To address rising concerns about cybersecurity, the MoMe Kardia platform complies with all industry standards, and InfoBionic has implemented the best practices required by HIPAA and HITECH regulations.
All data are encrypted, both at rest in the database and in transit via SSL or TLS. A full audit trail of every activity is recorded with login credentials and date/time stamps. InfoBionic employs an Intrusion Detection System (IDS) with active threat monitoring and management along with central identity management, including complex password requirements and a 90-day expiration with history.
Only limited personally identifiable information (PII) is collected by the system, and InfoBionic’s cloud partner provides HITRUST certification and HIPAA compliance through its business associate agreement.
After receiving their FDA 510(k) clearance in 2015, InfoBionic focused on bringing the remote diagnostic service line back to the cardiology practice. With InfoBionic, the cardiologist owns the MoMe Kardia equipment and can bill for its use, without having to deal with an IDTF.
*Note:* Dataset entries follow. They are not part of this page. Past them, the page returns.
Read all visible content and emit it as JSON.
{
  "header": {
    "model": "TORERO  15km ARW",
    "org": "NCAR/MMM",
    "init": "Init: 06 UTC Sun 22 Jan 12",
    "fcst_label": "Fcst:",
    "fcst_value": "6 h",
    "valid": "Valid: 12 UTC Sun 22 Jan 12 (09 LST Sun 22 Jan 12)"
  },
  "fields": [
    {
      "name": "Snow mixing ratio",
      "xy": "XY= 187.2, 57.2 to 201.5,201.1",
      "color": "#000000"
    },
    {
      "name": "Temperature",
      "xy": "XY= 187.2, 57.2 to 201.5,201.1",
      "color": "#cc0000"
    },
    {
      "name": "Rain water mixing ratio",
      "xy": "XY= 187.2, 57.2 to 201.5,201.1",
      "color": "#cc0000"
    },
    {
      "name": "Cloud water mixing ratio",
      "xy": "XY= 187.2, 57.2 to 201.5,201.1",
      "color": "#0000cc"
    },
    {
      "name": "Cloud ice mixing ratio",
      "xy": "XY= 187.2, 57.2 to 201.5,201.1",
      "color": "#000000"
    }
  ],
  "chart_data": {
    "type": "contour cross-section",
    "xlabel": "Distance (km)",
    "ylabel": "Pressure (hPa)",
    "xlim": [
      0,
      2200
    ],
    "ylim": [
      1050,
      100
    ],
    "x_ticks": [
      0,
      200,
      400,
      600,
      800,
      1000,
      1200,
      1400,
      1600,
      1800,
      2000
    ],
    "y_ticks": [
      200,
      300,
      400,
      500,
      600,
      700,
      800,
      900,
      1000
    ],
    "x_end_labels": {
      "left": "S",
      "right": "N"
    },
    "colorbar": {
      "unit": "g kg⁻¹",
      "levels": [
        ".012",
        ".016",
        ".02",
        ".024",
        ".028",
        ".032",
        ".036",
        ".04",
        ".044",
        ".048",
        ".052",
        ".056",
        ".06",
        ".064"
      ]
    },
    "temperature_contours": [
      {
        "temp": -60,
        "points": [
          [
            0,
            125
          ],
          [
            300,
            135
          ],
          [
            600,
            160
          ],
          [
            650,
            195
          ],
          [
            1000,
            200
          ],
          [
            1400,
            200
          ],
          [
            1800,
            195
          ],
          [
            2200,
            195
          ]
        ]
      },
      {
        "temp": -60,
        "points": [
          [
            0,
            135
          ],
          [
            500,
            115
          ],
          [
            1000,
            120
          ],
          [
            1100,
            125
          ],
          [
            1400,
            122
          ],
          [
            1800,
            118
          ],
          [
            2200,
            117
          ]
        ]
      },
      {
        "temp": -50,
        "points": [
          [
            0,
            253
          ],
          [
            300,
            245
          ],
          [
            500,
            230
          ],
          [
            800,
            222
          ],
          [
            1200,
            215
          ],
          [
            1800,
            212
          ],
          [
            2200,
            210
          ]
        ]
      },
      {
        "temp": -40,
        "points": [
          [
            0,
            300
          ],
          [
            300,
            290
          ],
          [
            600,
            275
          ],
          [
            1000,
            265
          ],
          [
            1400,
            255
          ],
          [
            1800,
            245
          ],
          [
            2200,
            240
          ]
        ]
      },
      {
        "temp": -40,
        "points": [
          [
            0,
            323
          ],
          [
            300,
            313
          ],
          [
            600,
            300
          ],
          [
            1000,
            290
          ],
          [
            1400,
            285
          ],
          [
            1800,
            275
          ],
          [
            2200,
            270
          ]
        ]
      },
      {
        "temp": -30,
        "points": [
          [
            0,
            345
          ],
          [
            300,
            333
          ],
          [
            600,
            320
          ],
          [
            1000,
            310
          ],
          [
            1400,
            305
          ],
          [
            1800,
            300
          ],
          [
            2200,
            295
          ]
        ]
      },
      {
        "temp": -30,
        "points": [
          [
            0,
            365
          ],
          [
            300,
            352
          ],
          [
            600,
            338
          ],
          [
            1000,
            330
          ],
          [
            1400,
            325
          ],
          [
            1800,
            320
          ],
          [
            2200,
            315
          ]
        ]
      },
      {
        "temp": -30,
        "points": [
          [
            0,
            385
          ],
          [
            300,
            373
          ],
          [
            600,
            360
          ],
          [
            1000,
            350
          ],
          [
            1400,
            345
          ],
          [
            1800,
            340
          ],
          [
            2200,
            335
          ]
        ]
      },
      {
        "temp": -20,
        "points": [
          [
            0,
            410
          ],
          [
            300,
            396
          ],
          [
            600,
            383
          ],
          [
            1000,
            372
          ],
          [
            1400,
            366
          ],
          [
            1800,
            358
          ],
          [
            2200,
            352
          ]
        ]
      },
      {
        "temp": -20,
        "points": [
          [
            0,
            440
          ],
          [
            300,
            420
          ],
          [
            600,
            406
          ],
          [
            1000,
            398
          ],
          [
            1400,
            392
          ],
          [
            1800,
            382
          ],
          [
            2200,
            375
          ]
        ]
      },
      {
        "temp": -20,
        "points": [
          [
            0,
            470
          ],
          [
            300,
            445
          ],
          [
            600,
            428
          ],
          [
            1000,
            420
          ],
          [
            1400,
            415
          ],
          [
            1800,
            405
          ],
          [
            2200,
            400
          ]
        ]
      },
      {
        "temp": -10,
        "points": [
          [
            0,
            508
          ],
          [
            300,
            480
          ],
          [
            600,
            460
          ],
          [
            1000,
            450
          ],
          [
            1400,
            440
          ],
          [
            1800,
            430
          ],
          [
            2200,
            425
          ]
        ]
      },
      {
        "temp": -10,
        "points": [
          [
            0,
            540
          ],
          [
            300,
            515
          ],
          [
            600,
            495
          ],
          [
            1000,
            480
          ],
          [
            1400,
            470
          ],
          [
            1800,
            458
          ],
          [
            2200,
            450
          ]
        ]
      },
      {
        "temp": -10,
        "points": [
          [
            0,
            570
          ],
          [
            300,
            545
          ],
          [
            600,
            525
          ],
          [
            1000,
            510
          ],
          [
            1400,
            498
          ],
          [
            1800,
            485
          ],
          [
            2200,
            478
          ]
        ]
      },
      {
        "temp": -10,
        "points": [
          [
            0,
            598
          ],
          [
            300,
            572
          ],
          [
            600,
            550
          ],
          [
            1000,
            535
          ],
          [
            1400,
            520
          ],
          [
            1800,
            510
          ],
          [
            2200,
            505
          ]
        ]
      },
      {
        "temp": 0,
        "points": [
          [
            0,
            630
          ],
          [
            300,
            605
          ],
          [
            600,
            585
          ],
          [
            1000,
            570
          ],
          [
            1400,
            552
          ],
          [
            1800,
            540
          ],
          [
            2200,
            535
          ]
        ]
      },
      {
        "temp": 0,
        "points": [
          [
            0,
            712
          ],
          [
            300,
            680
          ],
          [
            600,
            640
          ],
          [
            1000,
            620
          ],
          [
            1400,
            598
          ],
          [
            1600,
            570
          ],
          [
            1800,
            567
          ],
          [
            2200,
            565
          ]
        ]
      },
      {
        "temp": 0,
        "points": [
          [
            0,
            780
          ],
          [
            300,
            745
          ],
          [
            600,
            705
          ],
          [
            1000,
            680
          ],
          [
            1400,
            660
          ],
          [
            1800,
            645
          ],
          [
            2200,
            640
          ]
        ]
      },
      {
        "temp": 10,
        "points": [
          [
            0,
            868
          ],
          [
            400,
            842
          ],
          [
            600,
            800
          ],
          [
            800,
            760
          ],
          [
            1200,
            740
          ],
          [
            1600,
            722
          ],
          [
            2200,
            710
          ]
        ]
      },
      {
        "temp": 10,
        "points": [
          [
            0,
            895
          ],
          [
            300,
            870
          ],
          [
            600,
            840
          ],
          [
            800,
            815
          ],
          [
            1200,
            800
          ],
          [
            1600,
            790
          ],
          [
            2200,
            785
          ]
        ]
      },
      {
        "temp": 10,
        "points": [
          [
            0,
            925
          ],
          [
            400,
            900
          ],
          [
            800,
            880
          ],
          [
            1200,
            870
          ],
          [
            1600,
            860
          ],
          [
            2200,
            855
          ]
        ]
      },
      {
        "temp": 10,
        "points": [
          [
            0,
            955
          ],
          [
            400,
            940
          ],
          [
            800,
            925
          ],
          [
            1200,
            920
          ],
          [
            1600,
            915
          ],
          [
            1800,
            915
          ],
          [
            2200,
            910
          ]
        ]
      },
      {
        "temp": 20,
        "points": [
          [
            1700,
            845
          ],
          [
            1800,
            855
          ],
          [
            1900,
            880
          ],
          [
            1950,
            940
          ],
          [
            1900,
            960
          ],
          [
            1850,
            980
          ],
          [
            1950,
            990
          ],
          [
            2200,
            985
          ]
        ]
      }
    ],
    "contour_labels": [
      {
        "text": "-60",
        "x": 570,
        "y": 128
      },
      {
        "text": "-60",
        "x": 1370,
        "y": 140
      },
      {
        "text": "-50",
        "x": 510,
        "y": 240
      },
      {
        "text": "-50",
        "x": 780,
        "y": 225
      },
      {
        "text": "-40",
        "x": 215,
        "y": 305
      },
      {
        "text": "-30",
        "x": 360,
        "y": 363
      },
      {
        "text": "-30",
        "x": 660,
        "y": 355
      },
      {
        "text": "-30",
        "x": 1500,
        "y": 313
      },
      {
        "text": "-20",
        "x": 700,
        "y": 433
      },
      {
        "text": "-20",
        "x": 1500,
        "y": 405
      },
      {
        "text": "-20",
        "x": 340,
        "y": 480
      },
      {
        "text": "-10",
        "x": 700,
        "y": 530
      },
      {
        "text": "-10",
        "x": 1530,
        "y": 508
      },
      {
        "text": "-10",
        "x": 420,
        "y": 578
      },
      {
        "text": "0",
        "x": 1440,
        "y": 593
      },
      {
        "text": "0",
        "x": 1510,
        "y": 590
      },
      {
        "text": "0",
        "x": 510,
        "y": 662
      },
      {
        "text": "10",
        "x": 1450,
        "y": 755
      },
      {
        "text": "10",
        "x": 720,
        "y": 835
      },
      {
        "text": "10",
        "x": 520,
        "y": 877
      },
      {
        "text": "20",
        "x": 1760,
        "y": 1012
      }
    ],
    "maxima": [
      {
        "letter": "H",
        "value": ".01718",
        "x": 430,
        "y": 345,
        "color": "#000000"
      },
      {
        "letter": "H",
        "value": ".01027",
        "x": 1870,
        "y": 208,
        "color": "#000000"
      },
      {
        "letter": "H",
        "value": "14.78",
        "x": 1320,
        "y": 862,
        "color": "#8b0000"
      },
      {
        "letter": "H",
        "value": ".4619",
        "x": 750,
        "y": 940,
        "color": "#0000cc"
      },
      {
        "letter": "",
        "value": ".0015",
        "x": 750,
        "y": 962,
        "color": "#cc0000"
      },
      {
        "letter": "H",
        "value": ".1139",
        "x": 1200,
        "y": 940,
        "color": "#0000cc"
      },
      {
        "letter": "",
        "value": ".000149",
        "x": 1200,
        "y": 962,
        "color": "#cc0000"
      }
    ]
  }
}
“The cardiologist owns the entire service line so they prescribe the test, give the patient their MoMe Kardia, hook them up on the device and show the patient their data running on a computer or mobile device before they leave the office,” Long explains.
Stuart Long, CEO of InfoBionic
Customer Focus Drives Innovation
“Our current customers are cardiology practices across the U.S.,” Long says. “We’re built around the cornerstone that the customer knows best. Yet building what they need requires a lot of understanding and translation from clinical to technical and back.”
Long believes InfoBionic has the right culture to further the company’s progress in the realm of remote patient monitoring. “The single most important thing we do is hire and retain talented people.” He elaborates, “I focus a lot of my attention at InfoBionic in creating and evolving an environment for employees to feel like they are part of something, making real and positive change in healthcare versus just going to their job every day.”
Long then aligns his team to work on “a great product that meets the needs of the customer and ultimately does good things for their patients in new and innovative ways.”
This pursuit of platform improvement with attention on the requirements of cardiologists is continuing to bring new features and increased quality to clinicians. “Last year we released a 6-lead view with our 2 channel 3 lead-wire set [and] a focus on artifact reduction/removal in alternate lead views,” Long explains.
And the advances keep coming. Long continues, “the next 12 months will reveal novel introductions of a tiered suite of wireless lead sets, and the MoMe platform will expand to enhance the clinical requests of our customers.” These will address “clinical parameter collection, form factor, power and communication along with new [intellectual property] on the AI side.”